Damit eine gemeinsame Verantwortlichkeit begründet ist, ist es ausreichend, wenn ein sog. steuernder Einfluss vorhanden ist. Dieser kann sich entweder auf den Zweck oder auf die wesentlichen Mittel der Datenverarbeitung beziehen.
Ein bekanntes Beispiel hierfür sind die Facebook-Fanpages. Facebook legt fest, welche Daten, wie verarbeitet werden, jedoch können Sie als Datenverarbeitung in den Insights bestimmen, welche Daten Sie sehen wollen. Dies ist ausreichend, um eine gemeinsame Verantwortlichkeit zu begründen.

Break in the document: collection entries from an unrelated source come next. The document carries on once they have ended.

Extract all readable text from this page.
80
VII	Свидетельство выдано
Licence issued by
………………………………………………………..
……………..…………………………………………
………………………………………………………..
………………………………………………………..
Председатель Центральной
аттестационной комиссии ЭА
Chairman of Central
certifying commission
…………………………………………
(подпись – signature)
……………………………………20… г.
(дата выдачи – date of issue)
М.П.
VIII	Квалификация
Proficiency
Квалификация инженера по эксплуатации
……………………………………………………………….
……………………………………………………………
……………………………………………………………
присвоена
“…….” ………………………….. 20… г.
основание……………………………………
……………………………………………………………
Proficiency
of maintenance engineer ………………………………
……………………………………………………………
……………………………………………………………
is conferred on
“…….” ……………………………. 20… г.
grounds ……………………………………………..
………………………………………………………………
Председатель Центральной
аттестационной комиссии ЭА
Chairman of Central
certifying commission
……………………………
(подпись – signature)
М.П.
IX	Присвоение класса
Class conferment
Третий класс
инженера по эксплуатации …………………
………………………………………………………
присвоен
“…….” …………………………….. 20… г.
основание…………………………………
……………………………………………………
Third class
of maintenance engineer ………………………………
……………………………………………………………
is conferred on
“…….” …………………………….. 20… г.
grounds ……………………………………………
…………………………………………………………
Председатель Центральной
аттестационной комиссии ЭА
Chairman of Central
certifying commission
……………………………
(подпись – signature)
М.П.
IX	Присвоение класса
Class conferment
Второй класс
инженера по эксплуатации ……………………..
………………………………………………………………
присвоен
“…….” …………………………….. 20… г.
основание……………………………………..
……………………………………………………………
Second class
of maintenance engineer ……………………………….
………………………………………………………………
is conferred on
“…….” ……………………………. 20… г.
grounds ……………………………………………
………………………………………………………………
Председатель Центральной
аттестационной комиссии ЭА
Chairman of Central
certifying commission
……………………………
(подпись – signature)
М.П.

Abgrenzung zur Auftragsverarbeitung
Für die Abgrenzung der gemeinsamen Verantwortung zur Auftragsverarbeitung nach Art. 28 DSGVO ist ein entscheidender Punkt ausschlaggebend: die Weisungsgebundenheit
Der große Unterschied liegt darin, dass nicht wie bei der gemeinsamen Verantwortung, die Verantwortlichen gemeinsam (zusammen) über die Zwecke und Mittel bestimmen. Bei der Auftragsverarbeitung unterwirft sich der Auftragsverarbeiter den Weisungen des Verantwortlichen und richtet sich nach den von diesem bestimmten Mitteln und Zwecken für die Datenverarbeitung.
Ein Auftragsverarbeiter arbeitet nur nach Weisung des Verantwortlichen und entscheidet nicht selbst.
Abgrenzung zur alleinigen Verantwortung
Handeln mehrere zusammen, ohne zusammen die Zwecke und Mittel der Verarbeitung zu bestimmen, so handelt jeder als alleiniger Verantwortlicher.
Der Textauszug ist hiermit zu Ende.